1. What is the Second Circle?
A. The Second Circle is a guide to contemporary literature, following the careers and work of the best writers around the world today. Each author is profiled and one of their books singled out for particular recommendation.
Besides reviews we feature interviews: click here for an interview with Jim Crace. You can also sign up for our new reviews and announcements periodical, THE CIRCULAR. There is no charge and your address will be kept private.
2. Why "Second Circle"?
A. The quote on the main page comes from Dante's Inferno, Canto V, Lines 130-131. The place is Hell, the division you can guess, and the speaker is Francesca, avid believer in the joys of a good book. Here's her story as she tells it:
"There is no greater pain
than to remember, in our present grief,
past happiness (as well your teacher knows)!
But if your great desire is to learn
the very root of such a love as ours,
I shall tell you, but in words of flowing tears.
One day we read, to pass the time away,
of Lancelot, how he had fallen in love;
we were alone, innocent of suspicion.
Time and again our eyes were brought together
by the book we read; our faces flushed and paled.

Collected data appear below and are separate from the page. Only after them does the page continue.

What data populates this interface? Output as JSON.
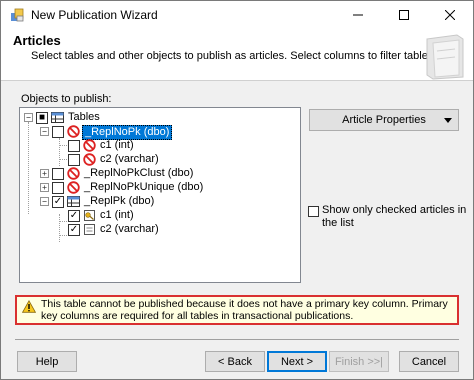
{
  "window": {
    "title": "New Publication Wizard"
  },
  "header": {
    "title": "Articles",
    "subtitle": "Select tables and other objects to publish as articles. Select columns to filter tables."
  },
  "objects_label": "Objects to publish:",
  "tree": {
    "root": "Tables",
    "items": [
      {
        "label": "_ReplNoPk (dbo)",
        "selected": true,
        "checked": false,
        "icon": "no-entry-icon"
      },
      {
        "label": "c1 (int)",
        "checked": false,
        "icon": "no-entry-icon"
      },
      {
        "label": "c2 (varchar)",
        "checked": false,
        "icon": "no-entry-icon"
      },
      {
        "label": "_ReplNoPkClust (dbo)",
        "checked": false,
        "icon": "no-entry-icon"
      },
      {
        "label": "_ReplNoPkUnique (dbo)",
        "checked": false,
        "icon": "no-entry-icon"
      },
      {
        "label": "_ReplPk (dbo)",
        "checked": true,
        "icon": "table-icon"
      },
      {
        "label": "c1 (int)",
        "checked": true,
        "icon": "key-column-icon"
      },
      {
        "label": "c2 (varchar)",
        "checked": true,
        "icon": "column-icon"
      }
    ]
  },
  "article_properties_label": "Article Properties",
  "show_only_checked": {
    "label": "Show only checked articles in the list",
    "checked": false
  },
  "warning": {
    "text": "This table cannot be published because it does not have a primary key column. Primary key columns are required for all tables in transactional publications."
  },
  "buttons": {
    "help": "Help",
    "back": "< Back",
    "next": "Next >",
    "finish": "Finish >>|",
    "cancel": "Cancel"
  },
  "colors": {
    "selection": "#0078d7",
    "warning_border": "#d93030",
    "warning_bg": "#ffffe1"
  }
}
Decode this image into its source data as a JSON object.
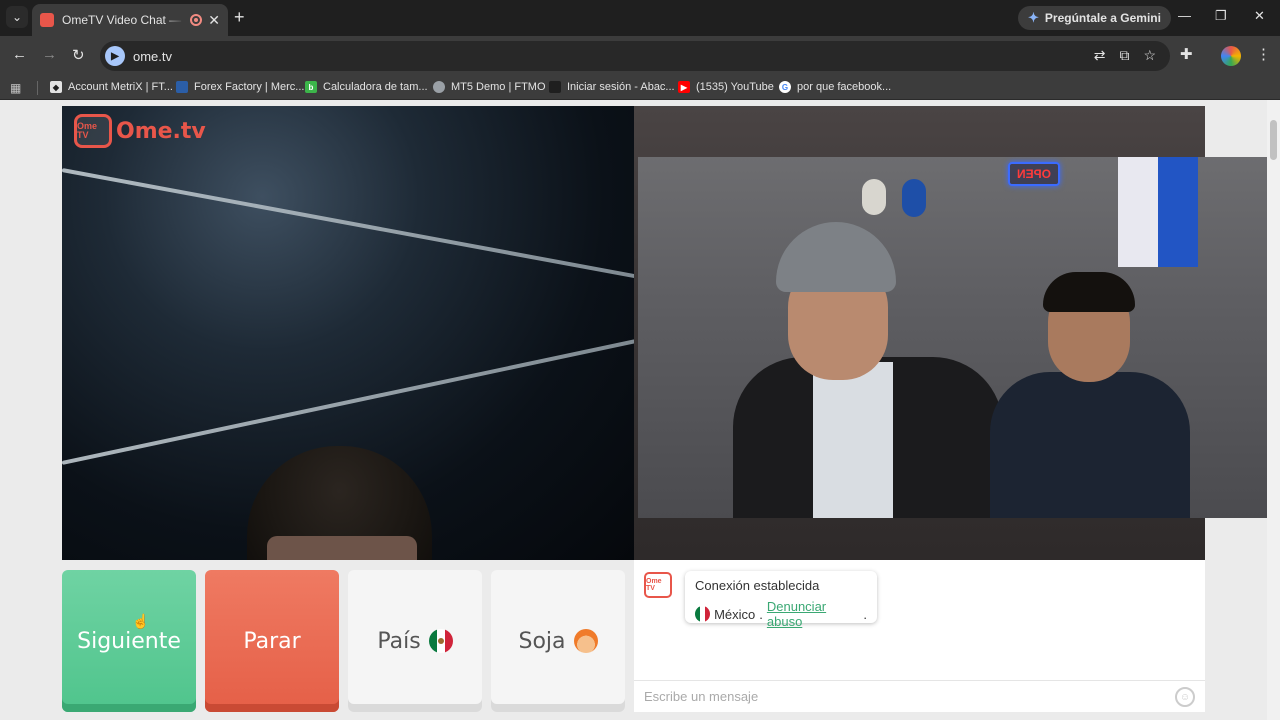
{
  "browser": {
    "tab_title": "OmeTV Video Chat — Alternativa a Chatroulette",
    "url": "ome.tv",
    "gemini_label": "Pregúntale a Gemini",
    "bookmarks": [
      {
        "label": "Account MetriX | FT...",
        "color": "#e3e3e3"
      },
      {
        "label": "Forex Factory | Merc...",
        "color": "#2b5ea7"
      },
      {
        "label": "Calculadora de tam...",
        "color": "#3cb54a"
      },
      {
        "label": "MT5 Demo | FTMO",
        "color": "#9aa0a6"
      },
      {
        "label": "Iniciar sesión - Abac...",
        "color": "#1f1f1f"
      },
      {
        "label": "(1535) YouTube",
        "color": "#ff0000"
      },
      {
        "label": "por que facebook...",
        "color": "#4285f4"
      }
    ]
  },
  "site": {
    "logo_badge": "Ome TV",
    "logo_text": "Ome.tv",
    "neon_sign": "OPEN"
  },
  "controls": {
    "next_label": "Siguiente",
    "stop_label": "Parar",
    "country_label": "País",
    "gender_label": "Soja"
  },
  "chat": {
    "logo_badge": "Ome TV",
    "status": "Conexión establecida",
    "country": "México",
    "separator": ".",
    "report_link": "Denunciar abuso",
    "trailing": ".",
    "input_placeholder": "Escribe un mensaje"
  },
  "icons": {
    "back": "arrow-left-icon",
    "forward": "arrow-right-icon",
    "reload": "reload-icon",
    "translate": "translate-icon",
    "install": "install-icon",
    "star": "star-icon",
    "extensions": "puzzle-icon",
    "menu": "kebab-menu-icon",
    "emoji": "smile-icon"
  },
  "colors": {
    "next": "#4fc48c",
    "stop": "#e55f47",
    "brand": "#e8564a",
    "link": "#3aa873"
  }
}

To the moment of one line alone we yielded:
it was when we read about those longed-for lips
now being kissed by such a famous lover,
that this one (who shall never leave my side)
then kissed my mouth, and trembled as he did.
Our Galehot was that book and he who wrote it.
That day we read no further."
[Dante, Inferno V, 121-138. Translated by Mark Musa, Penguin Books].
So read on, ye fallen; the Second Circle awaits you.
3. I'd like to help support this site: what can I do?
A. You can make a payment from as little as $1 to as much as $50 using the good offices of Amazon.com. They can process your credit card and protect your privacy. They take a small cut and pass the rest onto us. We've never made a profit so any money you give will serve to defray our running costs. And thank you for asking.
The Second Circle donation page is at amazon.com/paypage/P2YZAM84H7VW58
4. Why do you concentrate so much on fiction--and full-length fiction at that?
A. Our answer to this is usually that long fiction, for one reason and another, suffers by being reviewed alongside history, memoirs, poems, and reissues (or fresh translations) of older fiction. The names of contemporary novelists, beyond the reading club and book prize regulars, are largely unknown to the general reader and quite inscrutable on the contents page of, say, the New York Times Book Review: unlike poets and memoirists the revelations of novelists are unascribable, unlike historians and biographers they piggy-back on nobody else's achievments or view of the world, and unlike the vast majority of short-story writers they have plunged their fingers deep into the muck of creation, casting aside the fetishization of style and local effect for harder-won trophies.
Besides, few of the many websites out there devoted to literature, high or low, pay any attention to the work of living--and often under- nourished--novelists the work of whom these same people will be crowing about in fifty years time. There are latter-day Prousts and Dostoevskys out there: our task is to make it somewhat easier to find them.